Problems. Metabolite analysis is normal before puberty and insensitive after that age. Sensitivity of FES for VP is about 60% over the age of 15 while most adults with latent AIP have normal urinary PBG excretion.
Genetic testing is the method of choice in pre-symptomatic family members. In the small number of patients where a mutation has not been identified, the index case is not available or local conditions prevent genetic testing, the strategies included in the table below can be used, taking into account the drawbacks mentioned in the table.
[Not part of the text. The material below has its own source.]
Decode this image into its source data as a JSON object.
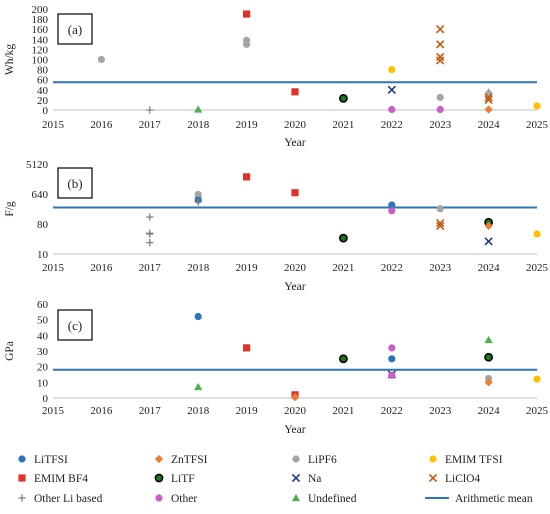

|AIP||Urinary PBG : normal before puberty; low sensitivity in adults||Erythrocyte PBG deaminase : 10-20% overlap with normal range; must be normal haematology; normal in variant AIP (2-5%)||HMBS gene : allelic heterogeneity requires prior identification of causative mutation in family; accurate, sensitivity at least 95%|
|VP|| Plasma porphyrin fluorescence emission peak at 624-626 nm : normal before puberty; over age of 15 y, sensitivity 60% and specificity 100%
Faecal porphyrin analysis : normal before puberty; over age of 15 y, sensitivity 36%
|Protoporphyrinogen oxidase : complex assay, requires nucleated cells||PPOX gene : as above|
|HCP||Faecal coproporphyrin isomer III/I ratio : sensitivity high in adults, not established in children||Coproporphyrinogen oxidase : complex assay, requires nucleated cells||CPOX gene: as above|
- Whatley SD, Mason NG, Woolf JR, Newcombe RG, Elder GH, Badminton MN. Diagnostic strategies for autosomal dominant acute porphyrias: retrospective analysis of 467 unrelated patients referred for mutational analysis of the HMBS, CPOX, or PPOX gene. Clin Chem. 2009 Jul;55(7):1406-14.
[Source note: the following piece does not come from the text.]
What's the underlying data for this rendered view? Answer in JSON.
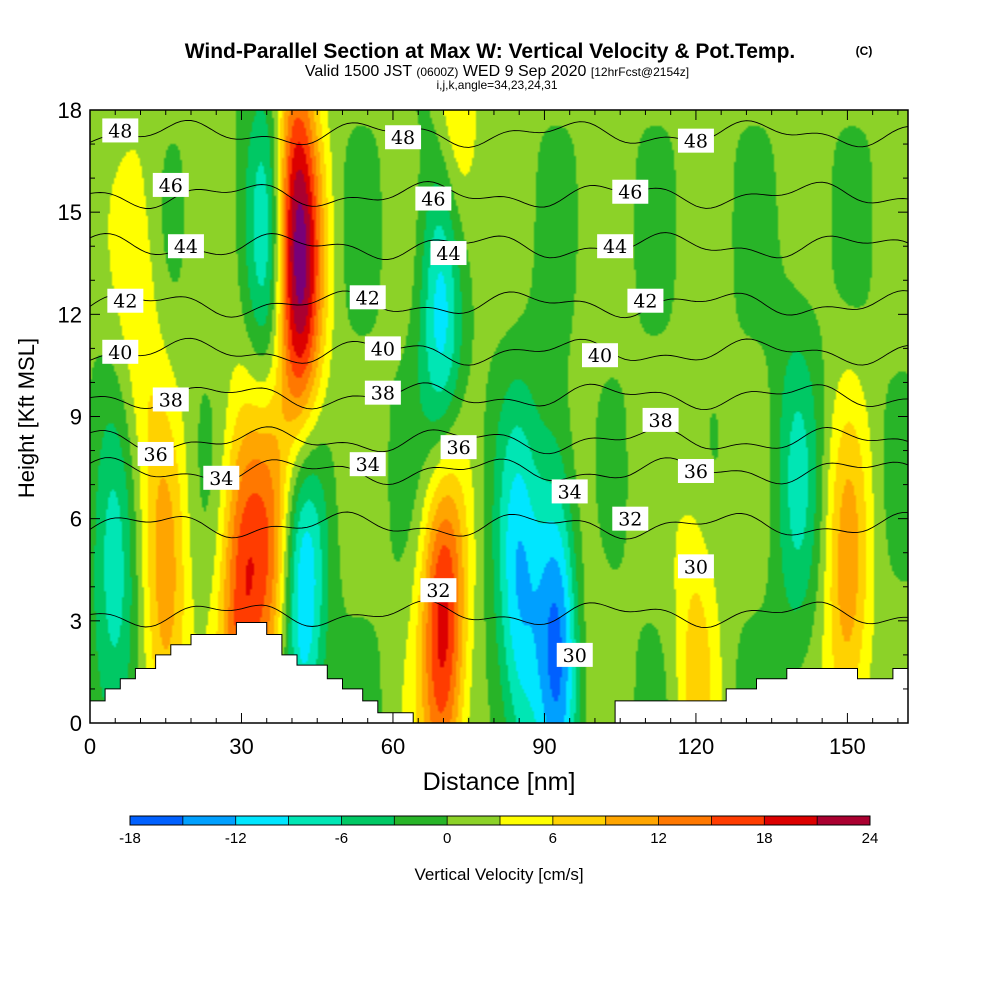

- Lenglet H, Schmitt C, Grange T, Manceau H, Karboul N, Bouchet-Crivat F, Robreau AM, Nicolas G, Lamoril J, Simonin S, Mirmiran A, Karim Z, Casalino E, Deybach JC, Puy H, Peoc'h K, Gouya L. From a dominant to an oligogenic model of inheritance with environmental modifiers in acute intermittent porphyria. Hum Mol Genet. 2018 Apr 1;27(7):1164-1173
- Yasuda M, Chen B, Desnick RJ. Recent advances on porphyria genetics: Inheritance, penetrance & molecular heterogeneity, including new modifying/causative genes. Mol Genet Metab. 2018 Nov 30. pii: S1096-7192(18)30645-0.